Valvular heart disease
What it is
Your heart has four valves (aortic, mitral, tricuspid and pulmonary) that keep blood moving in the right direction. Valve disease means one or more valves don’t open or close properly, which can disrupt blood flow and make the heart work harder.
Most valve problems fall into two broad types:
Stenosis: the valve becomes narrowed and doesn’t open fully
Regurgitation: the valve becomes leaky and doesn’t seal properly
Symptoms
Some people have no symptoms for years, even with significant valve disease. When symptoms occur, they commonly include:
shortness of breath (especially with exertion)

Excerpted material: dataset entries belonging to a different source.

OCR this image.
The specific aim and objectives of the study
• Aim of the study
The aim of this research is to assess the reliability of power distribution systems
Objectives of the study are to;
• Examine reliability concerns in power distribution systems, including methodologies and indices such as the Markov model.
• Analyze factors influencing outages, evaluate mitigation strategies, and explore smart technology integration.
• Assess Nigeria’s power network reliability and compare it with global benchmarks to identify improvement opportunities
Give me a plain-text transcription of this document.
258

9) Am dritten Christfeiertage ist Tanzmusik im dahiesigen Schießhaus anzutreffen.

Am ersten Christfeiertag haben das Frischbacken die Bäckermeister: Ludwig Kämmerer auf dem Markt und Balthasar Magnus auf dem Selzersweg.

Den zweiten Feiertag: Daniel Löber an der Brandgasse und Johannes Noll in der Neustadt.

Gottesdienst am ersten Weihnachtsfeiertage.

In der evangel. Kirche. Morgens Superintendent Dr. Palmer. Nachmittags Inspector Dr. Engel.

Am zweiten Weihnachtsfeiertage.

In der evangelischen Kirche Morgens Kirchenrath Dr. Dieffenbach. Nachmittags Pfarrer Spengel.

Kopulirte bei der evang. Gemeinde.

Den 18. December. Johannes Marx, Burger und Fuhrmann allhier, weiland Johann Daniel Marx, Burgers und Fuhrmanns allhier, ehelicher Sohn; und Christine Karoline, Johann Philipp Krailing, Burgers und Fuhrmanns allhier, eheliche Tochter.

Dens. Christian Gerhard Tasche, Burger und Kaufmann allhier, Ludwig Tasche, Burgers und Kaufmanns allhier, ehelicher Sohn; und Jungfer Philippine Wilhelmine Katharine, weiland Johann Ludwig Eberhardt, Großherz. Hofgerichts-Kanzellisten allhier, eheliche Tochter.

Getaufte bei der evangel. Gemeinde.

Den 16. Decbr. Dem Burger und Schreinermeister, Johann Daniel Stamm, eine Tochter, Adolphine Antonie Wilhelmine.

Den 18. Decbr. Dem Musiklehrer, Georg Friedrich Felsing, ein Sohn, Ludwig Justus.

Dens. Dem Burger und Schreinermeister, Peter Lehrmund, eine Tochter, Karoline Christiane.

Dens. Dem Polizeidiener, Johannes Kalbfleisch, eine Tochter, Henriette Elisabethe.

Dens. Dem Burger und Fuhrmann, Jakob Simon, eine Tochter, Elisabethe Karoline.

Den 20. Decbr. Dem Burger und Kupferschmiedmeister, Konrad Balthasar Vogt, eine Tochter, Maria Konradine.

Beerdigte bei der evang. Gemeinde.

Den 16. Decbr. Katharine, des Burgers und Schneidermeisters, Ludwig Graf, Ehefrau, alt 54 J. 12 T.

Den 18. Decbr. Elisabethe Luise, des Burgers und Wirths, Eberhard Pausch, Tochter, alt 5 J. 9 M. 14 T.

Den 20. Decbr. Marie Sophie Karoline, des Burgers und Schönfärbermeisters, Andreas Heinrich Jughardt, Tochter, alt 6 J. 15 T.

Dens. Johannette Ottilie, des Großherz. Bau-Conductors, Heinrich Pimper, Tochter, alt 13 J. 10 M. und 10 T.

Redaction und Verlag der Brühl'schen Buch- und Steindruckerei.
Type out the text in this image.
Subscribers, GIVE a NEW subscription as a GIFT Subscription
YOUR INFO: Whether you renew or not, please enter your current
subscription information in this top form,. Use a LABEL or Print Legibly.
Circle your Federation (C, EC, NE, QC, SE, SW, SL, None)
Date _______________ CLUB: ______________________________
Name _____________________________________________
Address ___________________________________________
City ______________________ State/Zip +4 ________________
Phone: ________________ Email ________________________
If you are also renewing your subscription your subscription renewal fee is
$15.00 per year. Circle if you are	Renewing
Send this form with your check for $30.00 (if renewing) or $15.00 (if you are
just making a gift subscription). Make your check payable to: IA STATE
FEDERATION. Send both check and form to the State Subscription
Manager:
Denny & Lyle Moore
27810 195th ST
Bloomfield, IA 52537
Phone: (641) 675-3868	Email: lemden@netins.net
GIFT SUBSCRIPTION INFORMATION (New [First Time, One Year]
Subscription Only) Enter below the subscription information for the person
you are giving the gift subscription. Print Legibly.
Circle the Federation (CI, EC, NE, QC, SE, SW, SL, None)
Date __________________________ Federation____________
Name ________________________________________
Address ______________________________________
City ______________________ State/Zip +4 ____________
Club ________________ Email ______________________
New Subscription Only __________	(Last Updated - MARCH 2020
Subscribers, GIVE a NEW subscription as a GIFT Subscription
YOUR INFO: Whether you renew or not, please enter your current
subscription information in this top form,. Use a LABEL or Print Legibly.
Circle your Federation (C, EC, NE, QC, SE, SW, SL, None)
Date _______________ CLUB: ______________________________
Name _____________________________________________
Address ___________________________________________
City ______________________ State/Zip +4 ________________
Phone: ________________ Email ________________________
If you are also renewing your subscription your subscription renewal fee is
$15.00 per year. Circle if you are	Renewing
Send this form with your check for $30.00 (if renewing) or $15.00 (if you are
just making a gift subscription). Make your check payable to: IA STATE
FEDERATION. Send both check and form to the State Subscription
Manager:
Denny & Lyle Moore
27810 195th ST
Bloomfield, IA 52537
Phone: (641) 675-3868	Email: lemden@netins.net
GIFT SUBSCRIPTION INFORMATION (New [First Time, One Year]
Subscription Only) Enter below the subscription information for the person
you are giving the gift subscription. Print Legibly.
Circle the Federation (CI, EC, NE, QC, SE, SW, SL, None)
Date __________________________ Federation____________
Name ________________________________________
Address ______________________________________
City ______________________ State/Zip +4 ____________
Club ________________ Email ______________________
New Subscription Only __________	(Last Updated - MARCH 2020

chest tightness or discomfort
fatigue or reduced exercise tolerance
light-headedness or fainting
palpitations or ankle swelling
If symptoms are new, worsening, or occurring at rest, seek urgent medical review.
Causes
Valve disease can be caused by:
age-related degeneration and calcification (common with aortic stenosis)
previous rheumatic fever (still relevant for some valve patterns)
infection (endocarditis)
congenital valve variants (e.g., bicuspid aortic valve)
connective tissue disorders
How is it diagnosed?
The key test is an echocardiogram (ultrasound of the heart), which assesses valve structure and severity and how the heart is coping.
Depending on the question, we may also use:
transoesophageal echocardiogram (TOE) for higher-resolution valve assessment
CT (useful for valve anatomy and planning transcatheter procedures)
cardiac MRI (helpful for volumes, function, and regurgitation assessment in selected cases)
Treatment Options
1. Monitoring (often the main treatment early on)
Many valve conditions are mild or moderate and are best managed with regular surveillance (repeat echo at intervals) and symptom review.
2. Medications (supportive, not a “cure” for the valve)
Medications can help control symptoms and treat the effects of valve disease (blood pressure control, fluid management, rhythm control), but most medications do not “fix” a severely narrowed or severely leaking valve.
3. Valve intervention (when severity and timing warrant it)
When valve disease becomes severe and/or symptoms develop — or when it starts affecting heart function — intervention may be recommended.
Options include:
Valve repair (often preferred when durable repair is feasible, especially for some mitral valve conditions)
Valve replacement (surgical or transcatheter)
Transcatheter therapies in selected patients (e.g., TAVI for aortic stenosis; catheter-based mitral interventions for selected cases)
4. A team-based decision
For severe valve disease where intervention is being considered, guidelines emphasise evaluation by a multidisciplinary heart team, balancing valve anatomy, symptom burden, heart function, age/frailty, procedural risk, and patient goals.